A new piece out Thursday from Bloomberg details Kalanick’s final few months as Uber CEO and what he’s been up to after being pushed out of the company – and that includes a new addiction to the popular smartphone game.
Kalanick’s last few months at Uber were contentious, Bloomberg reports, and before his tenure was over, tragedy struck: Kalanick’s mother was killed in a boating accident, and his father was seriously injured.
According to Bloomberg, Kalanick is using his newfound downtime to set up a family office, spend time with his father – and play plenty of “2048.”
Kalanick even confirmed he loves the game on his Instagram back in September:
But “2048” isn’t a new game – or a particularly original one at that. It’s easy to learn, and even easier to get hooked on. So here’s how to play “2048,” the game that’s taking up a lot of Kalanick’s free time:
“2048” came out in 2014. It’s similar to another popular mobile game, called “Threes.”

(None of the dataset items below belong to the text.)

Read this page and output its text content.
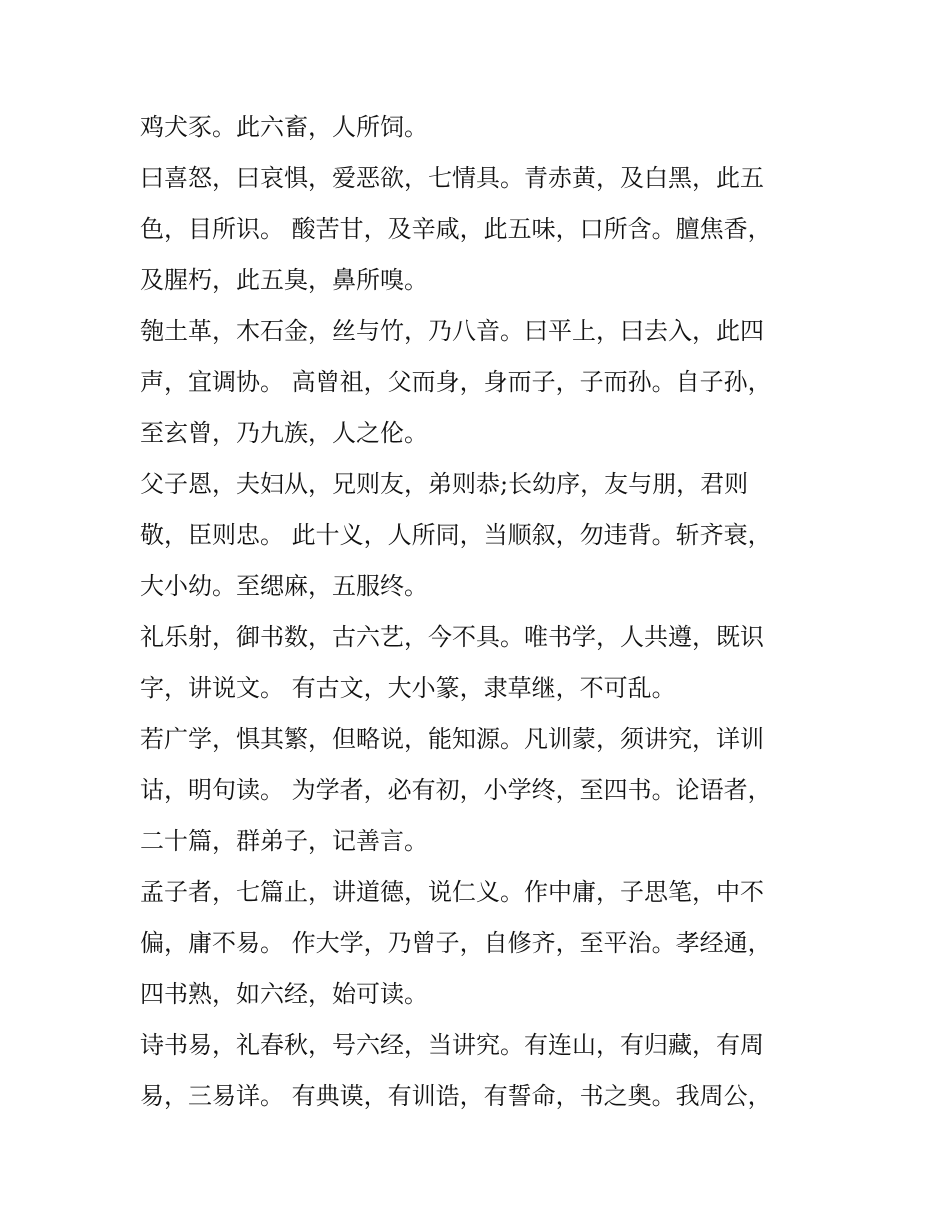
鸡犬豕。此六畜，人所饲。
曰喜怒，曰哀惧，爱恶欲，七情具。青赤黄，及白黑，此五
色，目所识。 酸苦甘，及辛咸，此五味，口所含。膻焦香，
及腥朽，此五臭，鼻所嗅。
匏土革，木石金，丝与竹，乃八音。曰平上，曰去入，此四
声，宜调协。 高曾祖，父而身，身而子，子而孙。自子孙，
至玄曾，乃九族，人之伦。
父子恩，夫妇从，兄则友，弟则恭;长幼序，友与朋，君则
敬，臣则忠。 此十义，人所同，当顺叙，勿违背。斩齐衰，
大小幼。至缌麻，五服终。
礼乐射，御书数，古六艺，今不具。唯书学，人共遵，既识
字，讲说文。 有古文，大小篆，隶草继，不可乱。
若广学，惧其繁，但略说，能知源。凡训蒙，须讲究，详训
诂，明句读。 为学者，必有初，小学终，至四书。论语者，
二十篇，群弟子，记善言。
孟子者，七篇止，讲道德，说仁义。作中庸，子思笔，中不
偏，庸不易。 作大学，乃曾子，自修齐，至平治。孝经通，
四书熟，如六经，始可读。
诗书易，礼春秋，号六经，当讲究。有连山，有归藏，有周
易，三易详。 有典谟，有训诰，有誓命，书之奥。我周公，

Back in 2014, the developers behind “Threes” even wrote a lengthy blog post detailing their frustration at the similarities, since “Threes” came first. But “2048” likely became so popular because it’s free – “Threes” costs $US2.99 these days.
“2048” was originally created by a developer named Gabriele Cirulli, but the mobile version most people play these days is from Ketchapp Games.
Your goal in “2048” is to add up all the tiles to get to the number 2048.
The game takes place within a 4×4 board – you’ll start off with two tiles each bearing the number “2.”
When you swipe one of the tiles toward the other, they will combine to make one tile. They will also combine their values, so you’ll now have a tile that says “4.”
Here’s a look at the game in action:
Every time you make any sort of move, you’ll be given a new tile. It’s wise to make as few moves as possible so your board doesn’t fill with tiles.
As the game goes on, the numbers will get bigger and bigger. Here’s my board — halfway to 2048!
If every square on your board is filled with a tile, you lose.
I had all the necessary tiles to win the game, but nowhere to move them.
The game keeps track of your high score and urges you to try again. Plus, there’s no limit on “lives,” which makes it hard to resist playing again and again.